Incyte Gains as Melanoma Combo Sees Success in Early-Stage Trial

Incyte Corp. rose to its highest level since January as one of its experimental drug yielded positive results in an early-stage trial when used in combination therapy for a form of skin cancer.

About 74 percent of patients with advanced melanoma who received Incyte’s epacadostat in combination with Merck & Co.’s Keytruda saw their disease stabilize or improve, and the treatment was well tolerated. The shares gained 4.6 percent to $93.65 at 12:40 p.m. in New York, after earlier reaching $95.39.
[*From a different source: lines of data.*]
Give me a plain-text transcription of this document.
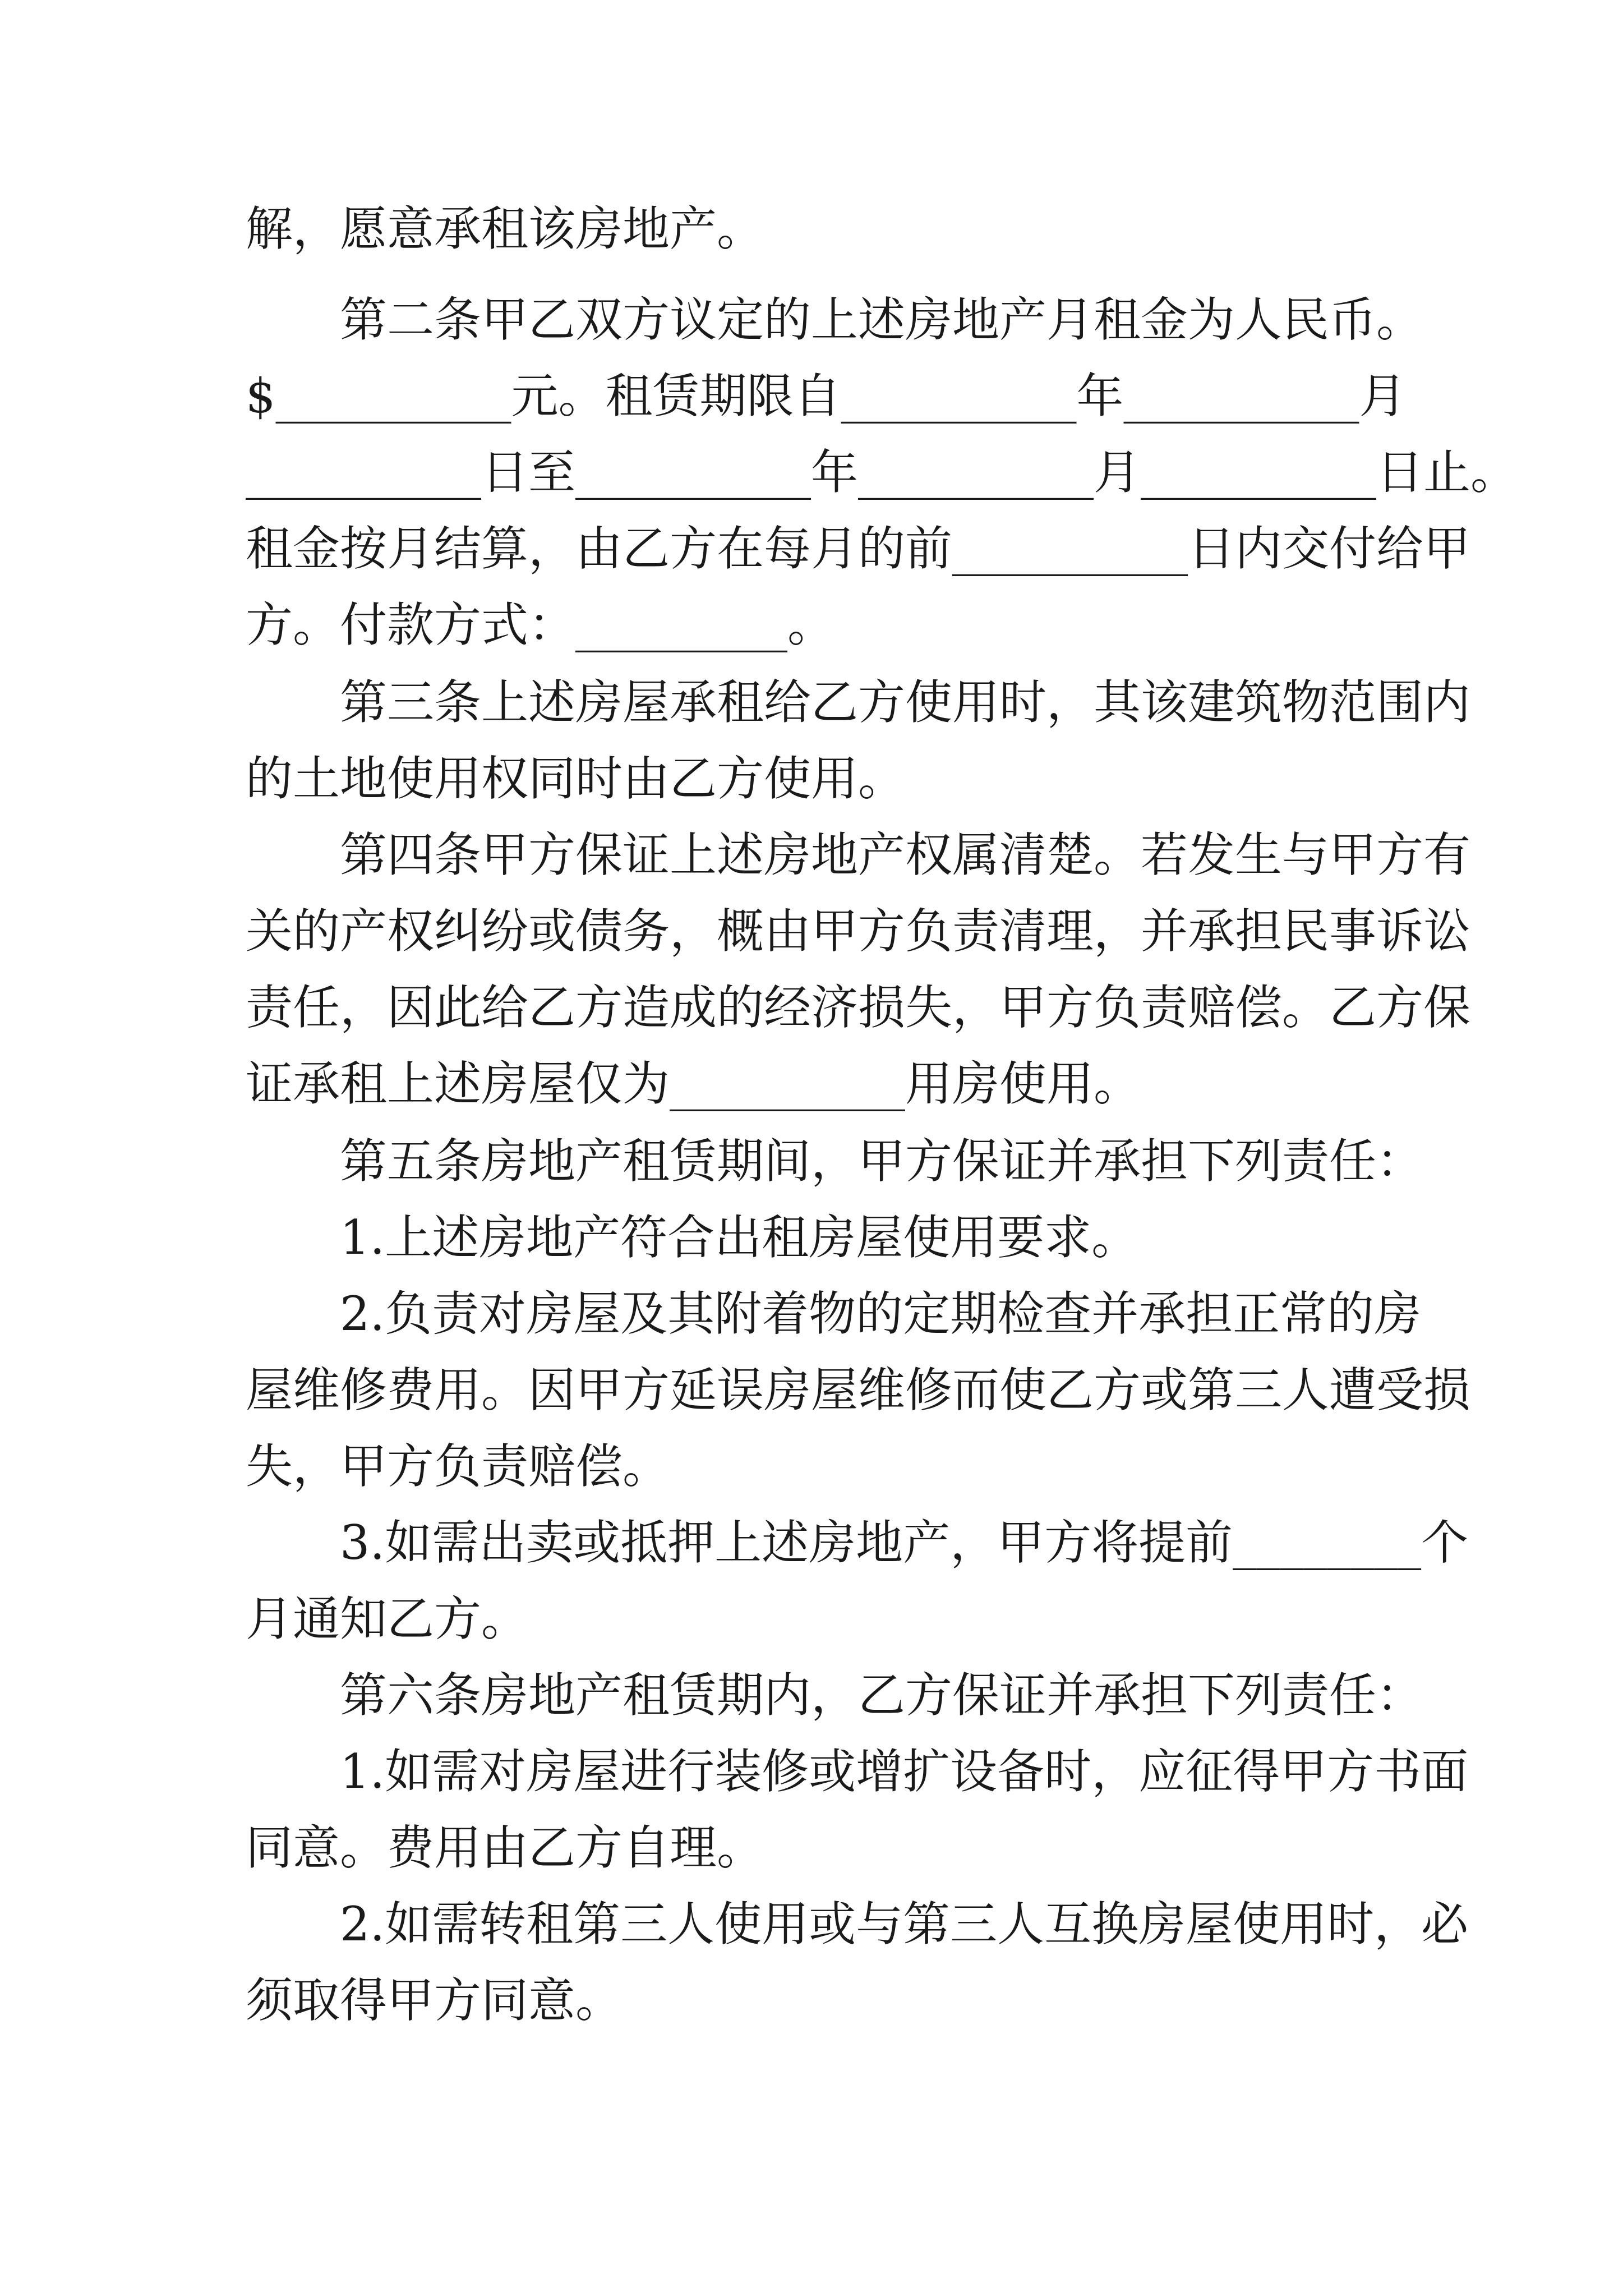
解，愿意承租该房地产。
第二条甲乙双方议定的上述房地产月租金为人民币。
$__________元。租赁期限自__________年__________月
__________日至__________年__________月__________日止。
租金按月结算，由乙方在每月的前__________日内交付给甲
方。付款方式：_________。
第三条上述房屋承租给乙方使用时，其该建筑物范围内
的土地使用权同时由乙方使用。
第四条甲方保证上述房地产权属清楚。若发生与甲方有
关的产权纠纷或债务，概由甲方负责清理，并承担民事诉讼
责任，因此给乙方造成的经济损失，甲方负责赔偿。乙方保
证承租上述房屋仅为__________用房使用。
第五条房地产租赁期间，甲方保证并承担下列责任：
1.上述房地产符合出租房屋使用要求。
2.负责对房屋及其附着物的定期检查并承担正常的房
屋维修费用。因甲方延误房屋维修而使乙方或第三人遭受损
失，甲方负责赔偿。
3.如需出卖或抵押上述房地产，甲方将提前________个
月通知乙方。
第六条房地产租赁期内，乙方保证并承担下列责任：
1.如需对房屋进行装修或增扩设备时，应征得甲方书面
同意。费用由乙方自理。
2.如需转租第三人使用或与第三人互换房屋使用时，必
须取得甲方同意。
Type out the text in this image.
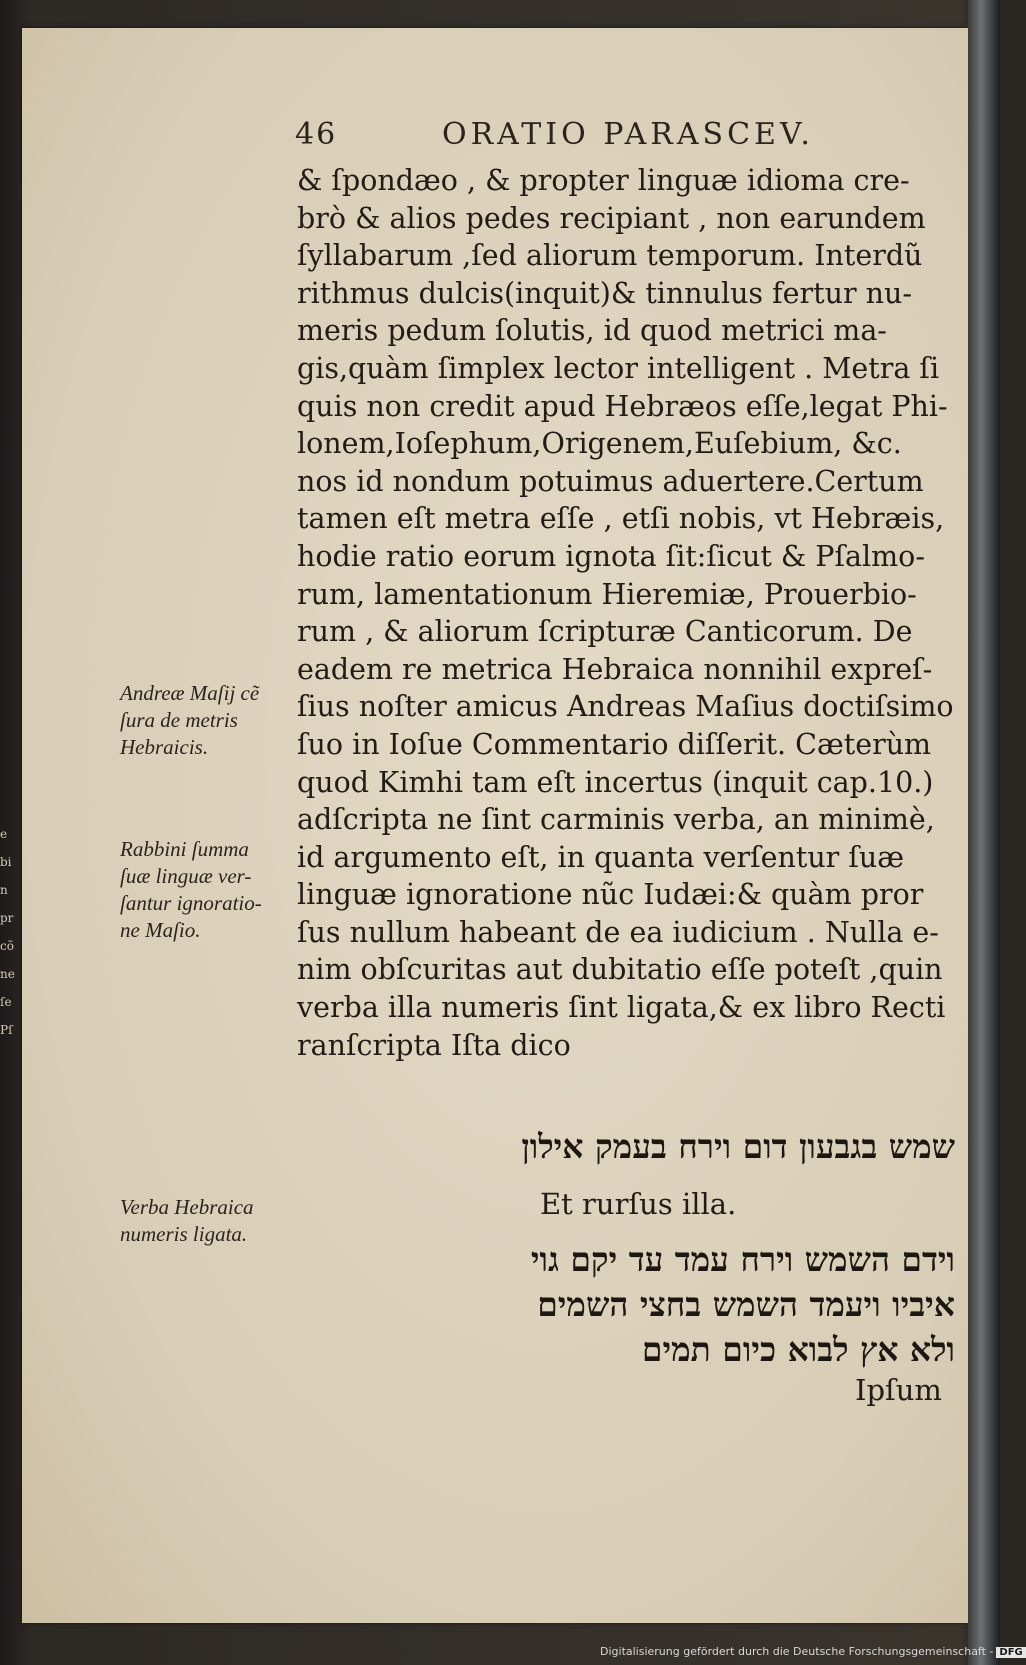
e
bi
n
pr
cõ
ne
ſe
Pſ
46	ORATIO PARASCEV.
& ſpondæo , & propter linguæ idioma cre-
brò & alios pedes recipiant , non earundem
ſyllabarum ,ſed aliorum temporum. Interdũ
rithmus dulcis(inquit)& tinnulus fertur nu-
meris pedum ſolutis, id quod metrici ma-
gis,quàm ſimplex lector intelligent . Metra ſi
quis non credit apud Hebræos eſſe,legat Phi-
lonem,Ioſephum,Origenem,Euſebium, &c.
nos id nondum potuimus aduertere.Certum
tamen eſt metra eſſe , etſi nobis, vt Hebræis,
hodie ratio eorum ignota ſit:ſicut & Pſalmo-
rum, lamentationum Hieremiæ, Prouerbio-
rum , & aliorum ſcripturæ Canticorum. De
eadem re metrica Hebraica nonnihil expreſ-
ſius noſter amicus Andreas Maſius doctiſsimo
ſuo in Ioſue Commentario diſſerit. Cæterùm
quod Kimhi tam eſt incertus (inquit cap.10.)
adſcripta ne ſint carminis verba, an minimè,
id argumento eſt, in quanta verſentur ſuæ
linguæ ignoratione nũc Iudæi:& quàm pror
ſus nullum habeant de ea iudicium . Nulla e-
nim obſcuritas aut dubitatio eſſe poteſt ,quin
verba illa numeris ſint ligata,& ex libro Recti
ranſcripta Iſta dico
Andreæ Maſij cẽ
ſura de metris
Hebraicis.
Rabbini ſumma
ſuæ linguæ ver-
ſantur ignoratio-
ne Maſio.
Verba Hebraica
numeris ligata.
שמש בגבעון דום וירח בעמק אילון
Et rurſus illa.
וידם השמש וירח עמד עד יקם גוי
איביו ויעמד השמש בחצי השמים
ולא אץ לבוא כיום תמים
Ipſum
Digitalisierung gefördert durch die Deutsche Forschungsgemeinschaft - DFG
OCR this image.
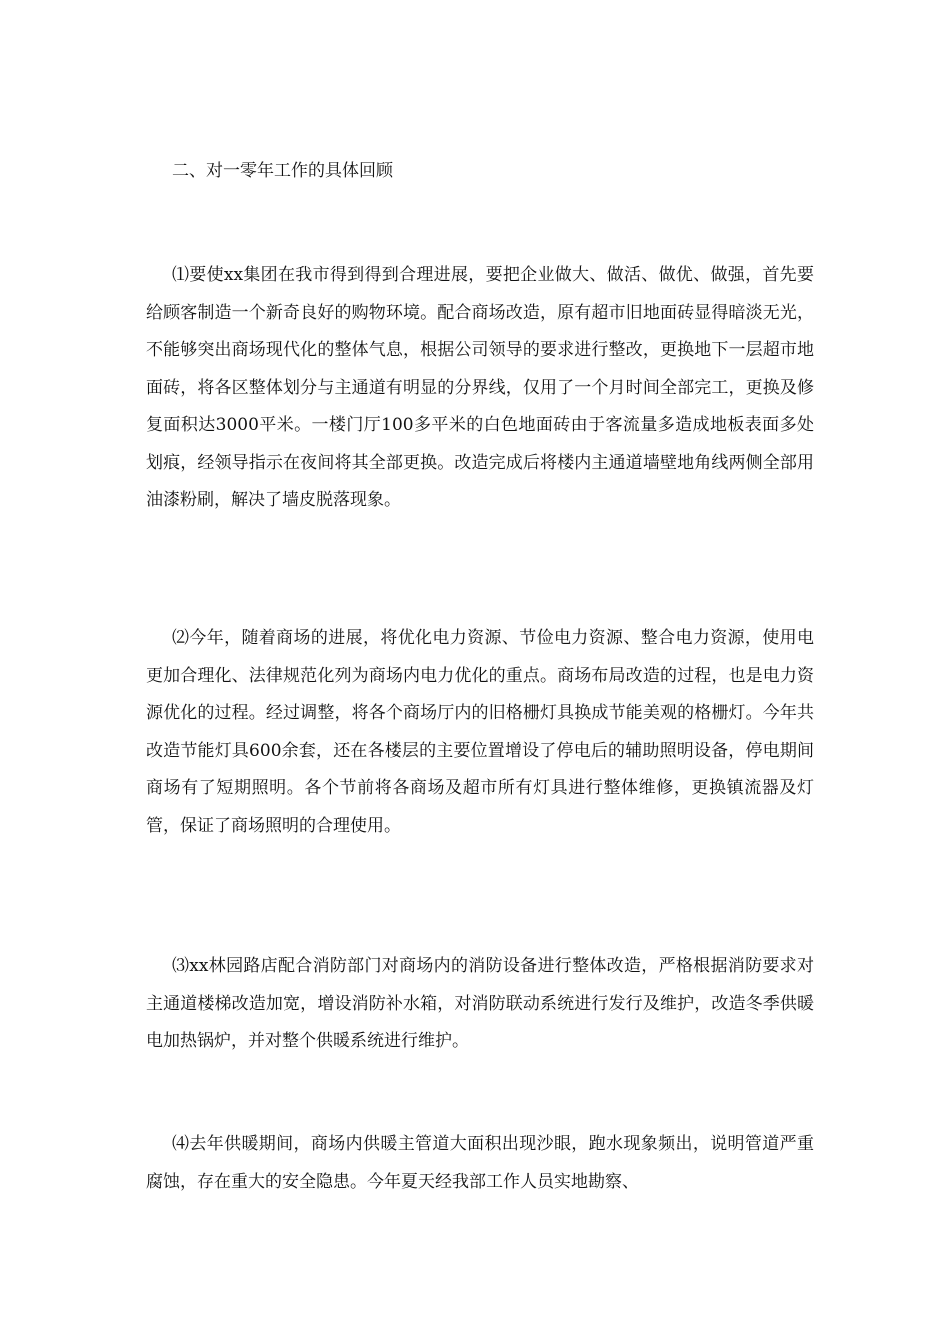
二、对一零年工作的具体回顾

⑴要使xx集团在我市得到得到合理进展，要把企业做大、做活、做优、做强，首先要给顾客制造一个新奇良好的购物环境。配合商场改造，原有超市旧地面砖显得暗淡无光，不能够突出商场现代化的整体气息，根据公司领导的要求进行整改，更换地下一层超市地面砖，将各区整体划分与主通道有明显的分界线，仅用了一个月时间全部完工，更换及修复面积达3000平米。一楼门厅100多平米的白色地面砖由于客流量多造成地板表面多处划痕，经领导指示在夜间将其全部更换。改造完成后将楼内主通道墙壁地角线两侧全部用油漆粉刷，解决了墙皮脱落现象。

⑵今年，随着商场的进展，将优化电力资源、节俭电力资源、整合电力资源，使用电更加合理化、法律规范化列为商场内电力优化的重点。商场布局改造的过程，也是电力资源优化的过程。经过调整，将各个商场厅内的旧格栅灯具换成节能美观的格栅灯。今年共改造节能灯具600余套，还在各楼层的主要位置增设了停电后的辅助照明设备，停电期间商场有了短期照明。各个节前将各商场及超市所有灯具进行整体维修，更换镇流器及灯管，保证了商场照明的合理使用。

⑶xx林园路店配合消防部门对商场内的消防设备进行整体改造，严格根据消防要求对主通道楼梯改造加宽，增设消防补水箱，对消防联动系统进行发行及维护，改造冬季供暖电加热锅炉，并对整个供暖系统进行维护。

⑷去年供暖期间，商场内供暖主管道大面积出现沙眼，跑水现象频出，说明管道严重腐蚀，存在重大的安全隐患。今年夏天经我部工作人员实地勘察、
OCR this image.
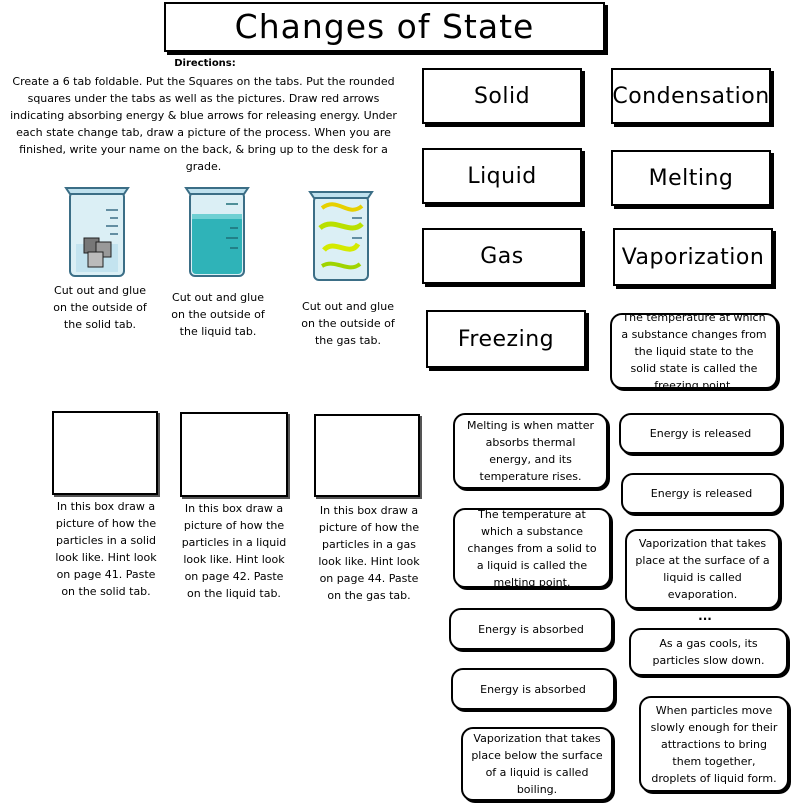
Changes of State
Directions:
Create a 6 tab foldable. Put the Squares on the tabs. Put the rounded squares under the tabs as well as the pictures. Draw red arrows indicating absorbing energy & blue arrows for releasing energy. Under each state change tab, draw a picture of the process. When you are finished, write your name on the back, & bring up to the desk for a grade.
Cut out and glue on the outside of the solid tab.
Cut out and glue on the outside of the liquid tab.
Cut out and glue on the outside of the gas tab.
In this box draw a picture of how the particles in a solid look like. Hint look on page 41. Paste on the solid tab.
In this box draw a picture of how the particles in a liquid look like. Hint look on page 42. Paste on the liquid tab.
In this box draw a picture of how the particles in a gas look like. Hint look on page 44. Paste on the gas tab.
Solid
Liquid
Gas
Freezing
Condensation
Melting
Vaporization
The temperature at which a substance changes from the liquid state to the solid state is called the freezing point.
Melting is when matter absorbs thermal energy, and its temperature rises.
Energy is released
Energy is released
The temperature at which a substance changes from a solid to a liquid is called the melting point.
Vaporization that takes place at the surface of a liquid is called evaporation.
...
Energy is absorbed
As a gas cools, its particles slow down.
Energy is absorbed
When particles move slowly enough for their attractions to bring them together, droplets of liquid form.
Vaporization that takes place below the surface of a liquid is called boiling.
Melanoma, the deadliest form of skin cancer, kills about 10,130 people in the U.S. annually, according to the Skin Care Foundation, and doctors are looking for better treatments for severe cases. Incyte’s results, reported Wednesday in a statement, show that an additional patient responded to the treatment since an earlier release of data. That indicates it may compare favorably with Bristol Myers-Squibb Co.’s combination of its Opdivo and Yervoy drugs for melanoma, said Sam Fazeli, an analyst with Bloomberg Intelligence.

The Incyte and Merck drug combination’s “better safety profile and more convenient dosing schedule demonstrate its potential to compete with Bristol’s,” Fazeli said Wednesday in a note.

Incyte, based in Wilmington, Delaware, plans to present its data next month at the European Society for Medical Oncology Congress in Copenhagen.